A vector with nonnegative entries that add up to 1 is called a probability vector. A stochastic matrix is a square matrix whose columns are probability vectors. A Markov chain is a sequence of probability vectors x0, x1, x2,.... together with a stochastic matrix P, such that x1=Px0, x2=Px1....Then the Markov chain described by the first order difference equation xi+1=Pxk for k=0,1,2.....
When a Markov chain of vectors in R^n describes a system or a sequence of experiments, the entries in xk, the probabilities that the system is in each of n possible states, or the probabilities that the outcome of the experiment is one of n possible outcomes. For this reason, xk is often called a state vector.
Example One: Examine a model for population movement between a city and its suburbs. The annual migration between these two parts of the metropolitan region was governed by the migration matrix M.
From:
City Suburbs
M = [.95 .03 ]
[.05 .97 ]
That is each year 5% of the population moved to the suburbs, and 3% of the suburban population moves to the city. The columns of M are probability vectors, so M is a stochastic matrix. Suppose the 2014 population of the region is 600,000 in the city and 400,000 in the suburbs. Then the initial distribution population in the region is given by x0. What is the distribution population in 2015? in 2016?
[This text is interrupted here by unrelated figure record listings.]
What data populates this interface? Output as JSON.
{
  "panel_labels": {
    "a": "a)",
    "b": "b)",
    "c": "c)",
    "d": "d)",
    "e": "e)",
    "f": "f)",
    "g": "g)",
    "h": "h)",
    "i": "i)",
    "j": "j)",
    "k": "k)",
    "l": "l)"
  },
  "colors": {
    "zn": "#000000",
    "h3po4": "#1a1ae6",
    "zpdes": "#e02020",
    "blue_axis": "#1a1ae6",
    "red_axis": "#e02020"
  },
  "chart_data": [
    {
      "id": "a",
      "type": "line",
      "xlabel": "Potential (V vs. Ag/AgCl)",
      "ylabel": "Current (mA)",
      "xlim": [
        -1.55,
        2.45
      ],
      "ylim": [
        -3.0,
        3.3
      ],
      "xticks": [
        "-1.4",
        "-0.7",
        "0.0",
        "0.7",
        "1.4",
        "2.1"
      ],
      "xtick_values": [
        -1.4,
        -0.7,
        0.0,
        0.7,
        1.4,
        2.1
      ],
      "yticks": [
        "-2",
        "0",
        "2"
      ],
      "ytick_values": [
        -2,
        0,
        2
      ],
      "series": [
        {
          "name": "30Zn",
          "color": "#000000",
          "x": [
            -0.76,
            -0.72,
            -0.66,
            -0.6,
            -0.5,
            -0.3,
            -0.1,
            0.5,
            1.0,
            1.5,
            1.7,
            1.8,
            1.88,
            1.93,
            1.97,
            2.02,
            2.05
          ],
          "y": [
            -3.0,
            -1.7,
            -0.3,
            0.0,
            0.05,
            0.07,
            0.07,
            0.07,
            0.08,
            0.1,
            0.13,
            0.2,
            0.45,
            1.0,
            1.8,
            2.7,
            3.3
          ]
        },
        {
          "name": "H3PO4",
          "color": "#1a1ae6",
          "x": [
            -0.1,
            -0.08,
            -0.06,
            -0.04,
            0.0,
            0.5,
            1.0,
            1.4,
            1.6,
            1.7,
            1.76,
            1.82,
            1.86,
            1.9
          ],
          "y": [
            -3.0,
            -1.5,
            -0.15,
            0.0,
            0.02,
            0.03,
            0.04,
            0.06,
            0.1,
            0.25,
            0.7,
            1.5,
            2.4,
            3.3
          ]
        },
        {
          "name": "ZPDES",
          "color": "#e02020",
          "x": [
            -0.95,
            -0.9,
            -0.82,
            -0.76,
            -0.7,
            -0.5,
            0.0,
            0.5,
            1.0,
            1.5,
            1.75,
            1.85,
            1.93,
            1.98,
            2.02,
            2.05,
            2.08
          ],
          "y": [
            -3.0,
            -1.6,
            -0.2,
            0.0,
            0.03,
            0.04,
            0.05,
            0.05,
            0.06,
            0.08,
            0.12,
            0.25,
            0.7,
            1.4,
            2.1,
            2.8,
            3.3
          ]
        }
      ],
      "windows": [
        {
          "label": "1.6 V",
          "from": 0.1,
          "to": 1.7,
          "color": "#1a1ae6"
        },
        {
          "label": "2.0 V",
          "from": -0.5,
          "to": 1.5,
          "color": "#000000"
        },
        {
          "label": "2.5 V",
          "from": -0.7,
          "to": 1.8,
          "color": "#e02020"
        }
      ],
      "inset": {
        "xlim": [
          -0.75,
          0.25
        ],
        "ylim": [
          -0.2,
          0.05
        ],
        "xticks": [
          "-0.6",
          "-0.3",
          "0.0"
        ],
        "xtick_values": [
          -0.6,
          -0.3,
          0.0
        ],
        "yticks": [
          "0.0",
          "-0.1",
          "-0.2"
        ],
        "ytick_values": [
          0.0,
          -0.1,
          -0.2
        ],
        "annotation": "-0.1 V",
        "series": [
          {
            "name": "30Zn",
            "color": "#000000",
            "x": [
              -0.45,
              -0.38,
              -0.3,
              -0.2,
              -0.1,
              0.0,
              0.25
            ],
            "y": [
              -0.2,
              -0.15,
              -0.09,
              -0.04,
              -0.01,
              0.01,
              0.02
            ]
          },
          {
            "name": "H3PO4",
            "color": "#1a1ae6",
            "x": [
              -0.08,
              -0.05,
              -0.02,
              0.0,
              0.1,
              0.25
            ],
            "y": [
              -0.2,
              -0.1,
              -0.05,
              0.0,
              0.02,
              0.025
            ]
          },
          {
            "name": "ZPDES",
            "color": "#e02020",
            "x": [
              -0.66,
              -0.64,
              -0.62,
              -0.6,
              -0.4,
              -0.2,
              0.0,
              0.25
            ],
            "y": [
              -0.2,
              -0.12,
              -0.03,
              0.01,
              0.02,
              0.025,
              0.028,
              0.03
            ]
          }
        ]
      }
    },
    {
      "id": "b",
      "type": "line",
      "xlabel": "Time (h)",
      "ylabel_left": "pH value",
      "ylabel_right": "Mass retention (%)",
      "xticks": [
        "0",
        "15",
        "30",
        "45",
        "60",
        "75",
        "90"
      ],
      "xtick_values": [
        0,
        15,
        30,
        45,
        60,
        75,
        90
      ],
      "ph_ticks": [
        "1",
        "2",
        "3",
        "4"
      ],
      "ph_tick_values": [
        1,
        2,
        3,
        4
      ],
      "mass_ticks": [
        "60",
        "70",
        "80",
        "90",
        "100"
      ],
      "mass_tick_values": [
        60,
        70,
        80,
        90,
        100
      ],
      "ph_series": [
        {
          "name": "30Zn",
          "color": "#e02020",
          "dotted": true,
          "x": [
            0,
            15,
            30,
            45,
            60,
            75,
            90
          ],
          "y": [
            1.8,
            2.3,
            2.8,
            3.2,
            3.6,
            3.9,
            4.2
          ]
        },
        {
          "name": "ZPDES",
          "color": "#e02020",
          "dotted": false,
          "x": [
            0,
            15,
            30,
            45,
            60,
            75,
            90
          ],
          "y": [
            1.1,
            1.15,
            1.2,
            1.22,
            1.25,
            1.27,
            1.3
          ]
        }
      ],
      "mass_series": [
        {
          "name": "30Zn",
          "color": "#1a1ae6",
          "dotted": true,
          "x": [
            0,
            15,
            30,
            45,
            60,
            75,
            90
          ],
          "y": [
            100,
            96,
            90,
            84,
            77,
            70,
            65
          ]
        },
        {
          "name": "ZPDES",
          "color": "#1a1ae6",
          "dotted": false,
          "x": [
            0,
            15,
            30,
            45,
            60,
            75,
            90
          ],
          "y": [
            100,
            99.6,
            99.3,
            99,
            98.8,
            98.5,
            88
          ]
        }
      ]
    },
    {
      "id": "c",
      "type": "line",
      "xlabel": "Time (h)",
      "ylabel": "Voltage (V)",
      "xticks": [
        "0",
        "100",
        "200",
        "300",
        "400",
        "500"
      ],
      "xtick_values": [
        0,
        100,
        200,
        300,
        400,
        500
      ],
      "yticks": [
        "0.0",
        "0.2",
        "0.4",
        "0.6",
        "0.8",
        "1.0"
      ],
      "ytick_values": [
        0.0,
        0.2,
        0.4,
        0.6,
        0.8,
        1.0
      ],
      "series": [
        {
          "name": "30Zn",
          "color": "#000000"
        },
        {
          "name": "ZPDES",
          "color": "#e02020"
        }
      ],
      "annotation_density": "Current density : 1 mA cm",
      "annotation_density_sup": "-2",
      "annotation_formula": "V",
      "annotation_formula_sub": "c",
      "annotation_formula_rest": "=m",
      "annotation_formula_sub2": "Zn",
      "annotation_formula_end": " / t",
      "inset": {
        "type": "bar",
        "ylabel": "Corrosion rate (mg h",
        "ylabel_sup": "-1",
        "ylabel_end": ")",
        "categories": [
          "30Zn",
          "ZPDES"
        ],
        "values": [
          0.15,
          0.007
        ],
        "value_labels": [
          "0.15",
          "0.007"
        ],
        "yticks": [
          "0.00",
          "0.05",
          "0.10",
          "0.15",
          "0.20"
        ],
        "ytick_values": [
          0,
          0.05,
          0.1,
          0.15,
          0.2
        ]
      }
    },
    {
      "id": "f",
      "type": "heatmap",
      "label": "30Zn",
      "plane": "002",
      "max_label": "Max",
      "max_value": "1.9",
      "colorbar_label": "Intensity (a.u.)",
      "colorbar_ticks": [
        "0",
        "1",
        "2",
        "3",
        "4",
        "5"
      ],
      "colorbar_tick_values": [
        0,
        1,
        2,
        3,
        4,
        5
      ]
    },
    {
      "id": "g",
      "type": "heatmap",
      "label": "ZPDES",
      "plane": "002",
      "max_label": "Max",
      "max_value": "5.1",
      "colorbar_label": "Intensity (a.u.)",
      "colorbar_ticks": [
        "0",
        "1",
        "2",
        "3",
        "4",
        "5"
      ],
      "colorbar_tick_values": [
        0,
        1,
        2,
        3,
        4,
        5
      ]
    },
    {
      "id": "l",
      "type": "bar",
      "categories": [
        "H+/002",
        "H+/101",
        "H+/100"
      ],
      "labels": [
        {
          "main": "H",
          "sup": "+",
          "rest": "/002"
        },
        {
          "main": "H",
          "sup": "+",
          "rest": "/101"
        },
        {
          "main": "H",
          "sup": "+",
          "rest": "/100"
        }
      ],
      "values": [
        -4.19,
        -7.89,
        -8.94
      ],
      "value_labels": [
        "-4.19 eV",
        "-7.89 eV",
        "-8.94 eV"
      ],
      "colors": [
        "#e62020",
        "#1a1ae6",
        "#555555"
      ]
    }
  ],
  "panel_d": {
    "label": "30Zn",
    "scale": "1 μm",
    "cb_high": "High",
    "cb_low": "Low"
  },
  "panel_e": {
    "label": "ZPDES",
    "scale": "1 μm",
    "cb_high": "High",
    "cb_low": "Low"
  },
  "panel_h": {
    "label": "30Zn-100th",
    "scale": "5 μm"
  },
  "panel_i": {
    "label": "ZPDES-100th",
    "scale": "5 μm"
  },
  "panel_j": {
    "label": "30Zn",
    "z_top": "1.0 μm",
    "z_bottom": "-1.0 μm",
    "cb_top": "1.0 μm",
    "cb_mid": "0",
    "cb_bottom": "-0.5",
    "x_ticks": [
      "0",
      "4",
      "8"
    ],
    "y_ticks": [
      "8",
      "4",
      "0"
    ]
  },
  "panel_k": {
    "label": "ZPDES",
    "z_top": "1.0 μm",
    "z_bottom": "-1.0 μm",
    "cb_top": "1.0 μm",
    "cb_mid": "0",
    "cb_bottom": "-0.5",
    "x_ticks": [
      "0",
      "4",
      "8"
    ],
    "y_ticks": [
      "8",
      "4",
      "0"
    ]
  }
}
After one year, the population vector
[600,000
400,000]
changed to
[.95 .03 x 600,000] = [582,000]
[.05 .97 x 400,000] = [418,000]
If we divide by both sides of the this equation by the total population of 1 million, and use the fact that kMx= M(kx), we find that
[.95 .03 x .600 = [.582]
[.05 .97 x .400 = [.418]
The vector x1 = [.582
.418]
gives the population distribution in 2015. that is 58.2% of the region lived in the city and 41.8% lived in the suburbs. Similarly the population distribution in 2016 is described by a vector x2, where
x2 = Mx1 = [.95 .03 x .582] = [.565]
[.05 .97 x .418] =[.435]
gives the population distribution in 2016, that is 56.5% of the region lived in the city and 43.5% lived in the suburbs.
If P is a stochastic matrix, then the steady-state vector (or equilibrium vector) for P is a probability vector q such that pq=q it can be shown that every stochastic matrix has a steady-state vector.
Example two: The probability vector q = [.375
.625] is a steady state vector for the population migration matrix M, because
Mq = [.95 .03 x .375] = [.35625 + .01875] = [.375] q
[.05 .97 x .625] = [.01875 + .60625] = [.625] q
If the total populaiton in example one, is 1 million, then q in this example would correspond to having 375,000 persons in the city and 625,000 in the suburbs. At the end of one year, the migration out of the city would be (.05)(375,000) = 18,750 persons, and the migration into the city from the suburbs would be (0.3)(625,000) = 18,750 persons. As a result, the populaiton in the city would remain the same. Similarly, the suburban populaiton would be stable.
Theorem 18: If P is an mxn regular stochastic matrix, then P has a unique steady-state vector q. Further, xo is any initial state and xk+1 = Pxk, for k = 0,1,2,....then the Markov chain {xk} converges to q as k goes to infinity.
Examine Problem: On any given day a student is either healthy or ill. Of the students who are healthy today, 95% will be healthy tomorrow. Of the students who are ill today, 55% will still be ill tomorrow.
a.) What is the stochastic matrix for this situation?
b.) Suppose 20% of the students are ill on Monday. What faction or percentage of the students are likely to be ill on Tuesday or Wednesday?
c.) If a student is well today, what is the probability that he or she will be well two days from now?